Martin Law’s Involvement In The Case
Martin Law partner John Dogum was the attorney for the employee in this case. Regarding the case, Dogum said:
“I applaud the Legislature and the legislation it put in place to protect workers in difficult situations such as this. When the law is followed, employers who properly classify their workers for various payroll taxes and workers’ compensation premiums benefit from the legislation as much as injured workers.
“In addition to the fact that the employer did not satisfy any element of the Misclassification Act (as noted in the concurring opinion), any finding of a valid contract applicable to this injury would have been against public policy. [The worker] was presented with the so-called independent contractor agreement in one hand and pay in the other at a time of duress after he was released from the hospital, and allowing such a contract to have any bearing on the injury would be against the public’s interest.

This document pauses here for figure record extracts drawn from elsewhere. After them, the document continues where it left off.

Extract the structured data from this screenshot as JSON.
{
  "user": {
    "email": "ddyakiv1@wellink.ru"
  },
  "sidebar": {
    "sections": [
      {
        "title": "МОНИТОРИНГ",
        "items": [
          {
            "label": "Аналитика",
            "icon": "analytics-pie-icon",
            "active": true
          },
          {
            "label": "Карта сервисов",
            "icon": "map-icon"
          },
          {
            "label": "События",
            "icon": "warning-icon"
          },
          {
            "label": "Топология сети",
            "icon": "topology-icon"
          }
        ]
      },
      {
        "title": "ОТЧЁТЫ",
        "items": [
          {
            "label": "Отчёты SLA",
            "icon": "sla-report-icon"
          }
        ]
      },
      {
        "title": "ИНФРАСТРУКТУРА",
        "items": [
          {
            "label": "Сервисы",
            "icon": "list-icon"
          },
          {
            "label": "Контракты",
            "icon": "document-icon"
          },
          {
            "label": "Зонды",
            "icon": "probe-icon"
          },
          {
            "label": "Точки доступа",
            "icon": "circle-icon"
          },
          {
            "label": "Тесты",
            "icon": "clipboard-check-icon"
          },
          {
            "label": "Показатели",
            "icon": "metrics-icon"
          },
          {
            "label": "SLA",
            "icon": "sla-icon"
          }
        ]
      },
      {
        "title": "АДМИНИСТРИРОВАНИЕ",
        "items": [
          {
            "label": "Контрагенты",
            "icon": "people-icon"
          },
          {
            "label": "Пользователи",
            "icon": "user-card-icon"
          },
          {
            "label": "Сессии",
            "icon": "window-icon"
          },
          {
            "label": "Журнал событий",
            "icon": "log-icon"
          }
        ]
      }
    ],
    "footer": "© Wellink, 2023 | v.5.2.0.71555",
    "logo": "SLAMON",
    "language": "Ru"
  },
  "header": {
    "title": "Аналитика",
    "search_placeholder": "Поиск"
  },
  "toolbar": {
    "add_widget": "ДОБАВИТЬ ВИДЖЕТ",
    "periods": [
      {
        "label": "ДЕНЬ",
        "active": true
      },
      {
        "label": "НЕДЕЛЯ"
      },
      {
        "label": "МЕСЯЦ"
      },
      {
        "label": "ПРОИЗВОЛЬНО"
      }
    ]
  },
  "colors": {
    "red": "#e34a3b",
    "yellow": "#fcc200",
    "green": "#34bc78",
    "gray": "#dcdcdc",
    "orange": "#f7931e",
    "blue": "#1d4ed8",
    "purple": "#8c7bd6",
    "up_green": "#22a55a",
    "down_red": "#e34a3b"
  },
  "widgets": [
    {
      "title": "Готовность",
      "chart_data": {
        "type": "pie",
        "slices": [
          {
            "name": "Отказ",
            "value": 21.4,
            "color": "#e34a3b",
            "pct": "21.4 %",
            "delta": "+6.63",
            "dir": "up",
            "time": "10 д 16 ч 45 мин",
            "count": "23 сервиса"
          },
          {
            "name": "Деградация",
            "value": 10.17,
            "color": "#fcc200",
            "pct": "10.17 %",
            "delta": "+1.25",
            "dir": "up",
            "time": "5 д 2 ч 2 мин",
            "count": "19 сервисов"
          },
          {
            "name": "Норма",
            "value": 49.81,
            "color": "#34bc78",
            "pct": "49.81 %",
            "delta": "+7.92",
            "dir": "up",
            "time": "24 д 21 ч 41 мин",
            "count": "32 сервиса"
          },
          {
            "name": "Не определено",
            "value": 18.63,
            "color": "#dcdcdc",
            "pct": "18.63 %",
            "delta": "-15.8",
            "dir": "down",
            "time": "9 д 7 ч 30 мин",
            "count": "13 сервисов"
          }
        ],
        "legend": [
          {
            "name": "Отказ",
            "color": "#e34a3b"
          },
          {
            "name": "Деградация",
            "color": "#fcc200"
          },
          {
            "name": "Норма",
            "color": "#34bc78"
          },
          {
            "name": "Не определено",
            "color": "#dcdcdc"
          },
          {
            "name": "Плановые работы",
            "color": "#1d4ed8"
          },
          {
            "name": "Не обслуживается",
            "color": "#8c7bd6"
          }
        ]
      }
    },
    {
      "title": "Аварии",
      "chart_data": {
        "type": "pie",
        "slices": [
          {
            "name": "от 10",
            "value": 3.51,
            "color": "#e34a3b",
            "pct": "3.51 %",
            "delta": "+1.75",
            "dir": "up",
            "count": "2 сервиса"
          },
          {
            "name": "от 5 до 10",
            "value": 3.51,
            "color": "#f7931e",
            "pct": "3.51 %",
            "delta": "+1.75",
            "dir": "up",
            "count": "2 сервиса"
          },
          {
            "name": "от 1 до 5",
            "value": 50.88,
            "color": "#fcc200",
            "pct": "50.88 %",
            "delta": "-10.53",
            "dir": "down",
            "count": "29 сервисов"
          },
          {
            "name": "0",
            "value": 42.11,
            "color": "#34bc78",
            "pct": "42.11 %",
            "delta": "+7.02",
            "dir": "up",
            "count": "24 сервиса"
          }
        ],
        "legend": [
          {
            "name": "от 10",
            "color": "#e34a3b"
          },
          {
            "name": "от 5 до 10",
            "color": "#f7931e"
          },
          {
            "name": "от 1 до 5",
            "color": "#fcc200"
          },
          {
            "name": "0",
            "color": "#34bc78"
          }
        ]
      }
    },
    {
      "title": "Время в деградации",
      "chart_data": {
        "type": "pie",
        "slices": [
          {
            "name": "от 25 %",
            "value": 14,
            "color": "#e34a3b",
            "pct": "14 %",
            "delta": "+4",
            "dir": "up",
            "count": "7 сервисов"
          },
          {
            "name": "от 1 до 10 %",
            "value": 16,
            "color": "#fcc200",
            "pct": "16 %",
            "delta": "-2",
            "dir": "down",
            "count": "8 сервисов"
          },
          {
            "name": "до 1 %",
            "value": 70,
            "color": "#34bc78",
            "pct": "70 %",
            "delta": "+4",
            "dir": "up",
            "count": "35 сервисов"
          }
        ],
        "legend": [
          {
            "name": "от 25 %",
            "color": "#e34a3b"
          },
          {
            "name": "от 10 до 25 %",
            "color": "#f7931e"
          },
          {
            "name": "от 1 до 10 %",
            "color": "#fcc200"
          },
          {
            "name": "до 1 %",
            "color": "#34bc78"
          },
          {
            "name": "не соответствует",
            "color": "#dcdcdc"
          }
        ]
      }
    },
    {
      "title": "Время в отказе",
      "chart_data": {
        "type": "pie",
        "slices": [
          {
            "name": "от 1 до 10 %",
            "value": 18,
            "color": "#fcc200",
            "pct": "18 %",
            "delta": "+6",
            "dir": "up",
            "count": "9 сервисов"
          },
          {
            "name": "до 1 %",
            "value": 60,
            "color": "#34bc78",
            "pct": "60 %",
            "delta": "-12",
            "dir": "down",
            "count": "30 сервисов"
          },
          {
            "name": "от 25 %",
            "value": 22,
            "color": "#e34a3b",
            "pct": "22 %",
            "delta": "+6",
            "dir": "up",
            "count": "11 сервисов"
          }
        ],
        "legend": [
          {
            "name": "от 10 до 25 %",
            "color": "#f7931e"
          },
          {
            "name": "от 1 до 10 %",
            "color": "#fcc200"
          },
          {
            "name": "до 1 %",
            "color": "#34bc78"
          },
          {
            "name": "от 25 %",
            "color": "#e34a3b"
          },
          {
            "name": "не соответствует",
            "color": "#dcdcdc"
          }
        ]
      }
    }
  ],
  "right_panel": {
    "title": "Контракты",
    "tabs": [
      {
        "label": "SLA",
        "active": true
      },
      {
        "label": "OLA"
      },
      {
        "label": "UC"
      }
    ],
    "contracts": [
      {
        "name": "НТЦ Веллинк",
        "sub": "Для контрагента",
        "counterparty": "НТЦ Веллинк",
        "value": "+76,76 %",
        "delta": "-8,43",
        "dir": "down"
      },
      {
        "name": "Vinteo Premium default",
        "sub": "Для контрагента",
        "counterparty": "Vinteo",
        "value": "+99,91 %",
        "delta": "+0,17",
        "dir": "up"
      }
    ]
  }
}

“Sadly, situations such as the one in this case occur far too frequently. Unscrupulous contractors still utilize ‘independent contractors’ in construction without meeting the elements of the Misclassification Act – often with undocumented workers who are fearful of stepping forward. This not only results in a lack of or substandard medical care (as well as lost wages) for workers, but also results in lost premiums for the insurance industry, uncollectible medical expenses and lost payroll taxes.”